There are few things about Christmas that inspire as much passion (love and hatred) as Elf on the Shelf. Huffington Post reports that the Elf on the Shelf story dates back to the 1970s and has its roots in a family tradition.
“Our elf was named Fisbee, and Fisbee of course would report to Santa Claus at night and be back in a different position in our house the next day,” notes Chandra Pitts, one of the women behind the book, The Elf on the Shelf. But when Pitts was a child, Fisbee occupied a fixed spot on the holiday tree and didn’t move. When Pitts herself became a mother, her family elf gained the ability to move at night — but it couldn’t be touched by a child, or its magic would disappear, and Elf on the Shelf as we now know it was born.
That means it’s up to the parents to make the magic happen themselves, day in and day out, and coming up with fun new hiding places and antics for your household’s Elf on the Shelf can be a daunting task — but these clever ideas will be the standouts of the holiday season.
Elf on the Shelf gets a timeout with help from Elsa
Elf is always looking for a holiday rush. He can tuck himself into a Christmas slipper and slide down the banister, or zipline down a string of Christmas lights while hanging onto a candy cane. But he doesn’t always have to be on his own — Elf can also hang out with friends from your child’s toy box and have plenty of fun, too.

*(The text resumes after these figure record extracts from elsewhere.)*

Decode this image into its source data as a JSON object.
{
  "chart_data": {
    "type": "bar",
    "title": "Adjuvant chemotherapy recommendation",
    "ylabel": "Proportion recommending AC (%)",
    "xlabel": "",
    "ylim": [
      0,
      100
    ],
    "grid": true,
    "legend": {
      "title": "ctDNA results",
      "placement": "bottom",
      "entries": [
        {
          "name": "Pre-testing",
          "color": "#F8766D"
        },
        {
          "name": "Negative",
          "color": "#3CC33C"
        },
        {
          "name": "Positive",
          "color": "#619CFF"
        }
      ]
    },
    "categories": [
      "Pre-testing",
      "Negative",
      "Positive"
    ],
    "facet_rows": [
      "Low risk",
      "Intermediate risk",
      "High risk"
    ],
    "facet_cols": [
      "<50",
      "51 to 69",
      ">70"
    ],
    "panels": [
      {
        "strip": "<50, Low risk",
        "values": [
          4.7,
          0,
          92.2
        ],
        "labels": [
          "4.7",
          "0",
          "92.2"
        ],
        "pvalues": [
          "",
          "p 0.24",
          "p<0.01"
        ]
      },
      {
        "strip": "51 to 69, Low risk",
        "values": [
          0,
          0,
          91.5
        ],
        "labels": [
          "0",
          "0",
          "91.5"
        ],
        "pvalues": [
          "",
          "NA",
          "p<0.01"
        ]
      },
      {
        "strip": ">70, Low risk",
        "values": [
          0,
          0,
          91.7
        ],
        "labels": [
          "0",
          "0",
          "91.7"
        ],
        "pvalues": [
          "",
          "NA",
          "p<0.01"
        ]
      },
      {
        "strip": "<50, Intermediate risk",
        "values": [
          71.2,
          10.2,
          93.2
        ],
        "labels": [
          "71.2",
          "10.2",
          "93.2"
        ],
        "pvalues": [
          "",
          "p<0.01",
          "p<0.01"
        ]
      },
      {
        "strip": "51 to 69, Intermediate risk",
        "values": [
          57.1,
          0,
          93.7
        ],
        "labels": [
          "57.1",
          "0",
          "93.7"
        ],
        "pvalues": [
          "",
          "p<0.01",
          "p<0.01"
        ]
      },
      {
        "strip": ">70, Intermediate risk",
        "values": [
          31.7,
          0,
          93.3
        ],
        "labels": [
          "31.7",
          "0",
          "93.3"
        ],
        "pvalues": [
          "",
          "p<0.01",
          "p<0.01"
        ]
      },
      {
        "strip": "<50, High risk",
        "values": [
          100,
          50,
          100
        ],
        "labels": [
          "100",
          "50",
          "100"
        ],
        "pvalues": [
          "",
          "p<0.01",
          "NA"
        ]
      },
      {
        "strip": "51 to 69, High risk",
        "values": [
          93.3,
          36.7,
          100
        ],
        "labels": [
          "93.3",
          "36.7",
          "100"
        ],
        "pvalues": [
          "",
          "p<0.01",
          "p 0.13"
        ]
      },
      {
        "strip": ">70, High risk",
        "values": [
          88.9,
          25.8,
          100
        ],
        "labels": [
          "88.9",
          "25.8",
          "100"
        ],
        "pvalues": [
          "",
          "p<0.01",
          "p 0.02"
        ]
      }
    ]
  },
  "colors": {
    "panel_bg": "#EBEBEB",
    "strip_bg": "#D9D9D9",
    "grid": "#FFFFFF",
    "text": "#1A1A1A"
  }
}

Elf’s been known to do things like hold a sack race with his friends on the mantlepiece (he’s winning of course), invite your children’s other dolls to an Elf tea, or even throw a pre-Christmas dance-off involving Christmas bauble glitter balls and some confetti. But if Elf gets too naughty, you can count on none other than Frozen‘s Elsa to keep him in line. Having Elsa do a number on Elf (aka freezing him in a cup full of water) is a good way to explain why Elf has to stay put in an Elf infirmary with a doctor’s note for a few days. While he’s recovering from a cold, you get a break from trying to think of new ways to keep Elf entertained.
Elf on the Shelf can bring your kids a snowman… kind of
Elf’s misadventure with Elsa probably means his naughty streak will continue once he’s defrosted, and this presents a good opportunity to have Elf pouring salt or sugar on kitchen countertops to make snow angels (alone or with friends), or using extra large marshmallows to build a fort against other dolls. Fun fact: Did you know Hershey’s also doubles up as Elf poop?

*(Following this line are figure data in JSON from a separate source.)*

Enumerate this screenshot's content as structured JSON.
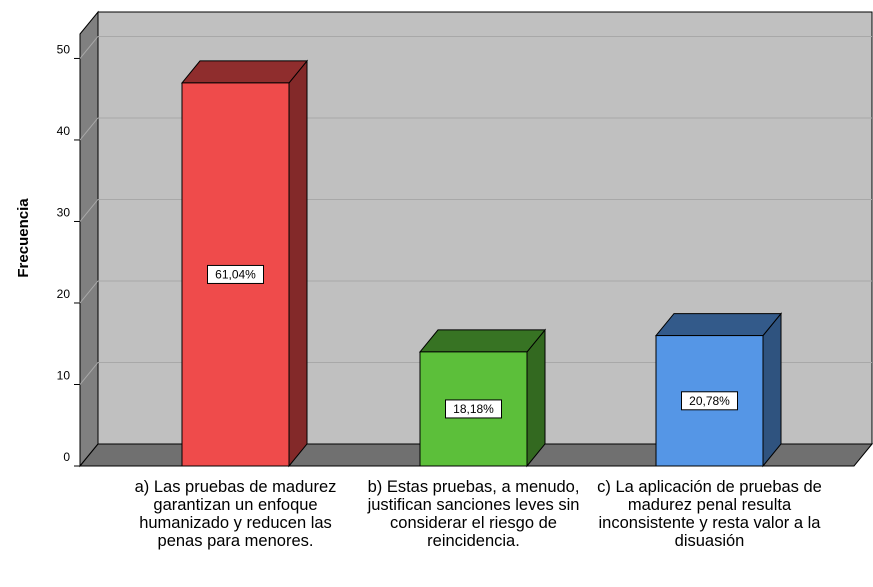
{
  "chart_data": {
    "type": "bar3d",
    "y_label": "Frecuencia",
    "categories": [
      "a) Las pruebas de madurez garantizan un enfoque humanizado y reducen las penas para menores.",
      "b) Estas pruebas, a menudo, justifican sanciones leves sin considerar el riesgo de reincidencia.",
      "c) La aplicación de pruebas de madurez penal resulta inconsistente y resta valor a la disuasión"
    ],
    "values": [
      47,
      14,
      16
    ],
    "value_labels": [
      "61,04%",
      "18,18%",
      "20,78%"
    ],
    "colors": [
      "#ef4b4b",
      "#5cbf3a",
      "#5596e6"
    ],
    "ylim": [
      0,
      53
    ],
    "yticks": [
      0,
      10,
      20,
      30,
      40,
      50
    ],
    "grid": true
  }
}
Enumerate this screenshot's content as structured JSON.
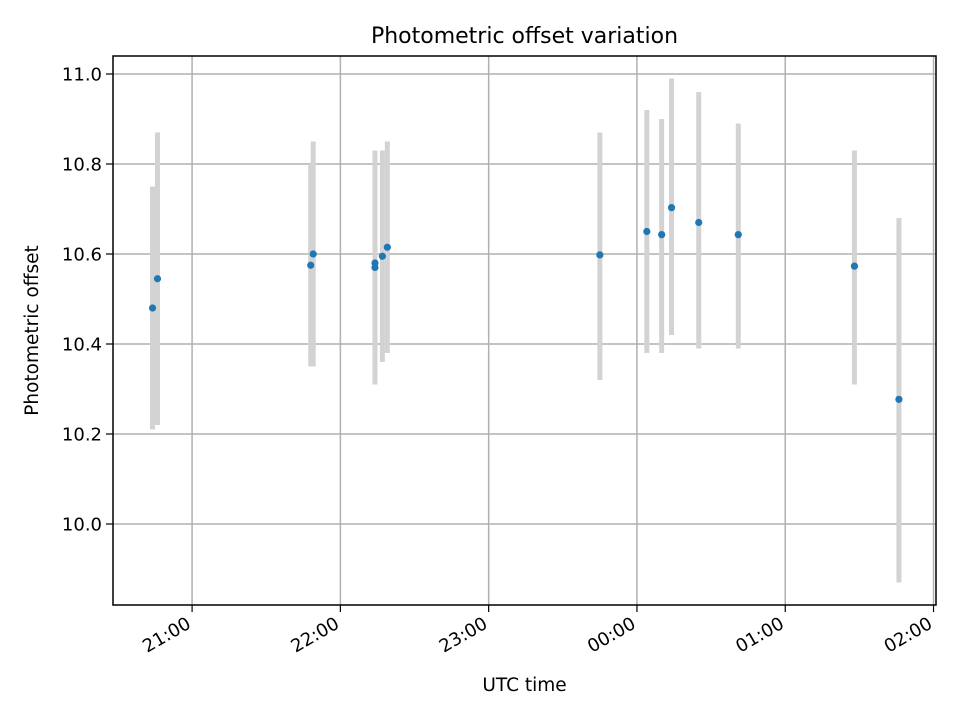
{
  "chart_data": {
    "type": "scatter",
    "title": "Photometric offset variation",
    "xlabel": "UTC time",
    "ylabel": "Photometric offset",
    "x_tick_labels": [
      "21:00",
      "22:00",
      "23:00",
      "00:00",
      "01:00",
      "02:00"
    ],
    "y_tick_labels": [
      "10.0",
      "10.2",
      "10.4",
      "10.6",
      "10.8",
      "11.0"
    ],
    "y_ticks": [
      10.0,
      10.2,
      10.4,
      10.6,
      10.8,
      11.0
    ],
    "xlim": [
      "20:28",
      "02:01"
    ],
    "ylim": [
      9.82,
      11.04
    ],
    "grid": true,
    "points": [
      {
        "x": "20:44",
        "y": 10.48,
        "y_low": 10.21,
        "y_high": 10.75
      },
      {
        "x": "20:46",
        "y": 10.545,
        "y_low": 10.22,
        "y_high": 10.87
      },
      {
        "x": "21:48",
        "y": 10.575,
        "y_low": 10.35,
        "y_high": 10.8
      },
      {
        "x": "21:49",
        "y": 10.6,
        "y_low": 10.35,
        "y_high": 10.85
      },
      {
        "x": "22:14",
        "y": 10.57,
        "y_low": 10.31,
        "y_high": 10.83
      },
      {
        "x": "22:14",
        "y": 10.58,
        "y_low": 10.32,
        "y_high": 10.83
      },
      {
        "x": "22:17",
        "y": 10.595,
        "y_low": 10.36,
        "y_high": 10.83
      },
      {
        "x": "22:19",
        "y": 10.615,
        "y_low": 10.38,
        "y_high": 10.85
      },
      {
        "x": "23:45",
        "y": 10.598,
        "y_low": 10.32,
        "y_high": 10.87
      },
      {
        "x": "00:04",
        "y": 10.65,
        "y_low": 10.38,
        "y_high": 10.92
      },
      {
        "x": "00:10",
        "y": 10.643,
        "y_low": 10.38,
        "y_high": 10.9
      },
      {
        "x": "00:14",
        "y": 10.703,
        "y_low": 10.42,
        "y_high": 10.99
      },
      {
        "x": "00:25",
        "y": 10.67,
        "y_low": 10.39,
        "y_high": 10.96
      },
      {
        "x": "00:41",
        "y": 10.643,
        "y_low": 10.39,
        "y_high": 10.89
      },
      {
        "x": "01:28",
        "y": 10.573,
        "y_low": 10.31,
        "y_high": 10.83
      },
      {
        "x": "01:46",
        "y": 10.277,
        "y_low": 9.87,
        "y_high": 10.68
      }
    ],
    "colors": {
      "marker": "#1f77b4",
      "error_bar": "#d3d3d3",
      "grid": "#b0b0b0"
    }
  }
}
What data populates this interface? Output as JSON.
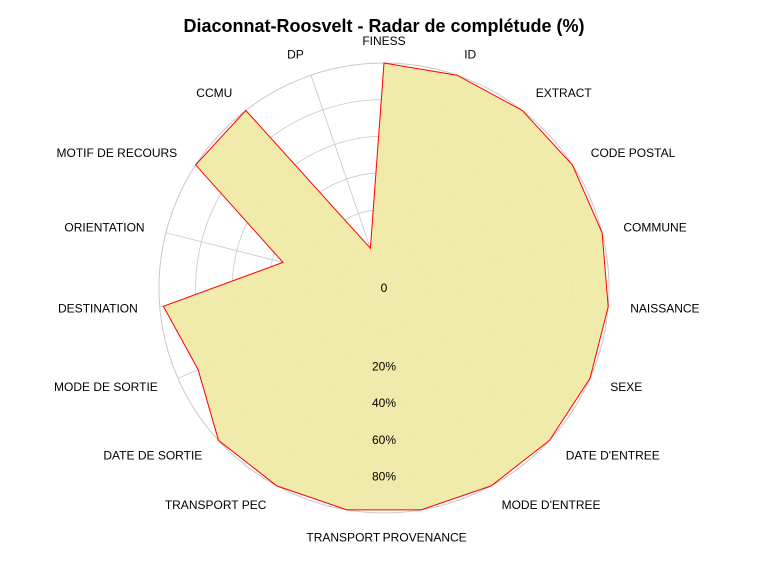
{
  "chart_data": {
    "type": "radar",
    "title": "Diaconnat-Roosvelt - Radar de complétude (%)",
    "axes": [
      "FINESS",
      "ID",
      "EXTRACT",
      "CODE POSTAL",
      "COMMUNE",
      "NAISSANCE",
      "SEXE",
      "DATE D'ENTREE",
      "MODE D'ENTREE",
      "PROVENANCE",
      "TRANSPORT",
      "TRANSPORT PEC",
      "DATE DE SORTIE",
      "MODE DE SORTIE",
      "DESTINATION",
      "ORIENTATION",
      "MOTIF DE RECOURS",
      "CCMU",
      "DP"
    ],
    "series": [
      {
        "values": [
          100,
          100,
          100,
          100,
          100,
          100,
          100,
          100,
          100,
          100,
          100,
          100,
          100,
          88,
          98,
          34,
          100,
          100,
          0
        ]
      }
    ],
    "rmax": 100,
    "ring_labels": [
      "0",
      "20%",
      "40%",
      "60%",
      "80%"
    ],
    "fill_color": "#f0e9a4",
    "line_color": "#ff0000",
    "grid_color": "#c8c8c8"
  }
}
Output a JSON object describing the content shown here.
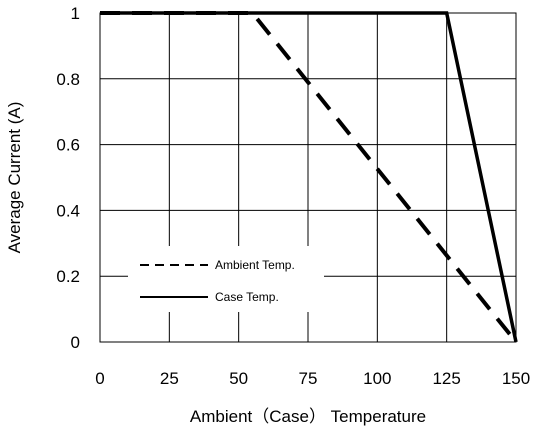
{
  "chart_data": {
    "type": "line",
    "xlabel": "Ambient（Case） Temperature",
    "ylabel": "Average Current (A)",
    "xlim": [
      0,
      150
    ],
    "ylim": [
      0,
      1
    ],
    "x_ticks": [
      0,
      25,
      50,
      75,
      100,
      125,
      150
    ],
    "y_ticks": [
      0,
      0.2,
      0.4,
      0.6,
      0.8,
      1
    ],
    "y_tick_labels": [
      "0",
      "0.2",
      "0.4",
      "0.6",
      "0.8",
      "1"
    ],
    "grid": true,
    "legend_position": "bottom-left",
    "series": [
      {
        "name": "Ambient Temp.",
        "style": "dashed",
        "color": "#000000",
        "points": [
          [
            0,
            1
          ],
          [
            55,
            1
          ],
          [
            150,
            0
          ]
        ]
      },
      {
        "name": "Case Temp.",
        "style": "solid",
        "color": "#000000",
        "points": [
          [
            0,
            1
          ],
          [
            125,
            1
          ],
          [
            150,
            0
          ]
        ]
      }
    ]
  }
}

In case your child doesn’t think the Elf on the Shelf is the real deal unless he delivers on proof that he exists, you could always have your elf bring back a souvenir from the North Pole. We don’t know if killing a snowman means you and your elf will have to give up your spots on the nice list, but there’s always next year to try to get back on Santa’s good side. The good news is, Elf’s snowman souvenir is actually a super easy idea to pull off, provided you’re got a couple googly eyes laying around. Just grab a couple sticks from the yard, a carrot from the fridge, and fill up any vessel with water. Instant “snowman”!